Spider name Purpose Items
user-api User information retrived via API. Aligned with User in https://bangumi.github.io/api
subject-api Subject information retrived via API. Aligned with Subject in https://bangumi.github.io/api
collections-api User records retrived via API. Aligned with UserSubjectCollection in https://bangumi.github.io/api
user User information retrived via web. uid, name, nickname, joindate
record* User-subject information retrived via web. uid(user id), iid(item id), typ(item type), state(user's favorite state), adddate, rate, tags, comment
subject Subject information retrived via web. subjectid, subjecttype, subjectname, order(same as subjectid except for redirected subjects, for which original id is kept as order), alias(alias of subjectname), staff, relations(subject's relation with other subjects)

* record spider: it would scrape user simultaneously.

How to use the spider?

Prerequisit of this spider is scrapy, so one need to install scrapy first.

You also need to obtain your Bangumi user token via https://next.bgm.tv/demo/access-token.

To use web spiders locally, one should git clone this repository first then run

scrapy crawl subject-api -a id_max=100 -a token={TOKEN}

TOKEN is the Bangumi token you retrieved via https://next.bgm.tv/demo/access-token.

id_max is a parameter specifying the maximun subject id it should be scraped. Meanwhile there is another parameter naming id_min.

For spiders scraping from web page, one need to add environmental variable SCRAPY_PROJECT=bgm before running. For example, on Linux it should be

SCRAPY_PROJECT=bgm scrapy crawl subject -a id_max=100

Then you can check the scraped items under main folder.

How to deploy?

To setup a scrapyd server, one can certainly do that by following Scrapyd document. However, we are providing a docker image to help you achieve that goal more quickly. The docker image is has a nginx served as authentication server. To start the docker image, one need to specify the USERNAME and PASSWORD as environment variable.

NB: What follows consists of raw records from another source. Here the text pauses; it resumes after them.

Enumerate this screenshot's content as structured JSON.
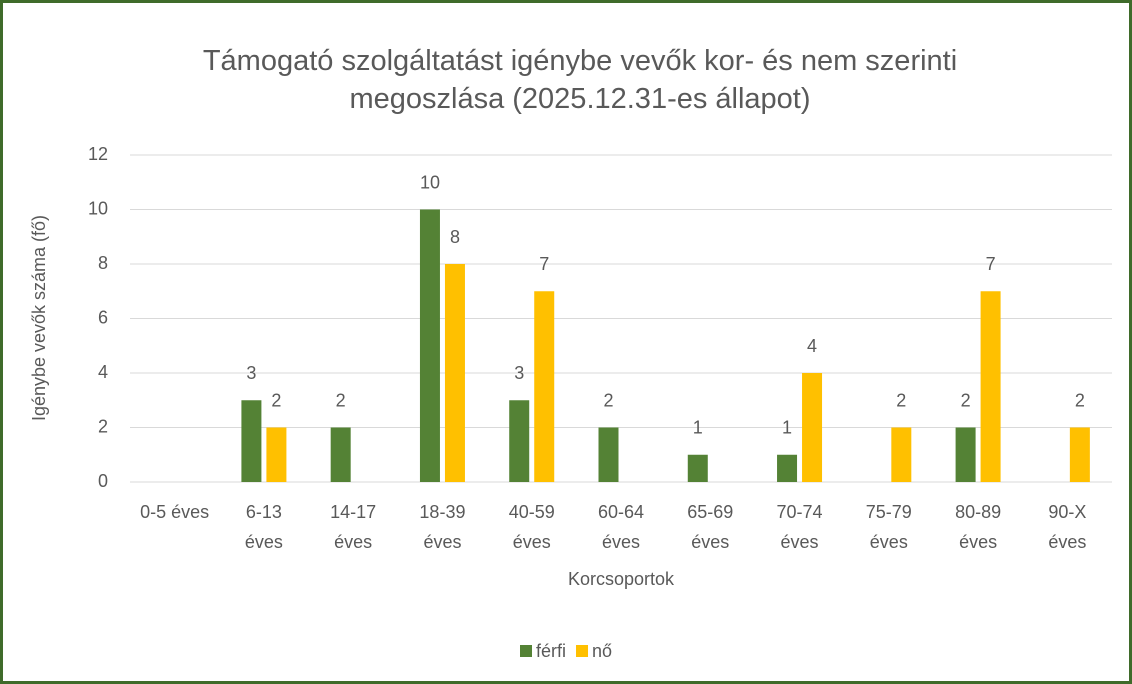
{
  "chart_data": {
    "type": "bar",
    "title": "Támogató szolgáltatást igénybe vevők kor- és nem szerinti\nmegoszlása (2025.12.31-es állapot)",
    "x_label": "Korcsoportok",
    "y_label": "Igénybe vevők száma (fő)",
    "categories": [
      "0-5 éves",
      "6-13\néves",
      "14-17\néves",
      "18-39\néves",
      "40-59\néves",
      "60-64\néves",
      "65-69\néves",
      "70-74\néves",
      "75-79\néves",
      "80-89\néves",
      "90-X\néves"
    ],
    "series": [
      {
        "name": "férfi",
        "color": "#548235",
        "values": [
          null,
          3,
          2,
          10,
          3,
          2,
          1,
          1,
          null,
          2,
          null
        ]
      },
      {
        "name": "nő",
        "color": "#ffc000",
        "values": [
          null,
          2,
          null,
          8,
          7,
          null,
          null,
          4,
          2,
          7,
          2
        ]
      }
    ],
    "ylim": [
      0,
      12
    ],
    "yticks": [
      0,
      2,
      4,
      6,
      8,
      10,
      12
    ],
    "grid": true,
    "legend": "bottom"
  }
}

docker run -d -p 6810:6810 -e USERNAME=username -e PASSWORD=password wattlebird/scrapyd:latest
curl --user username:password http://localhost:6810/schedule.json -d project=bgm -d spider=record -d id_max=100

Then you can visit http://localhost:6810 to watch your jobs.

The source code of that docker image is under the folder scrapyd.

To deploy bgmapi and bgm properly, one have to execute the following commands:

python setup_bgmapi.py bdist_egg
curl --user {USERNAME}:{PASSWORD} http://localhost:6810/addversion.json -F project=bgmapi -F version=1.0 -F egg=@dist/project-1.0-py3.10.egg # The actual egg file generated may have a differ
python setup_bgm.py bdist_egg
curl --user {USERNAME}:{PASSWORD} http://localhost:6810/addversion.json -F project=bgm -F version=1.0 -F egg=@dist/project-1.0-py3.10.egg # The actual egg file generated may have a differ

Known issues

Due to sensitive content restriction, spider subject cannot scrape subjects that are marked as R-18.

License

MIT Licensed.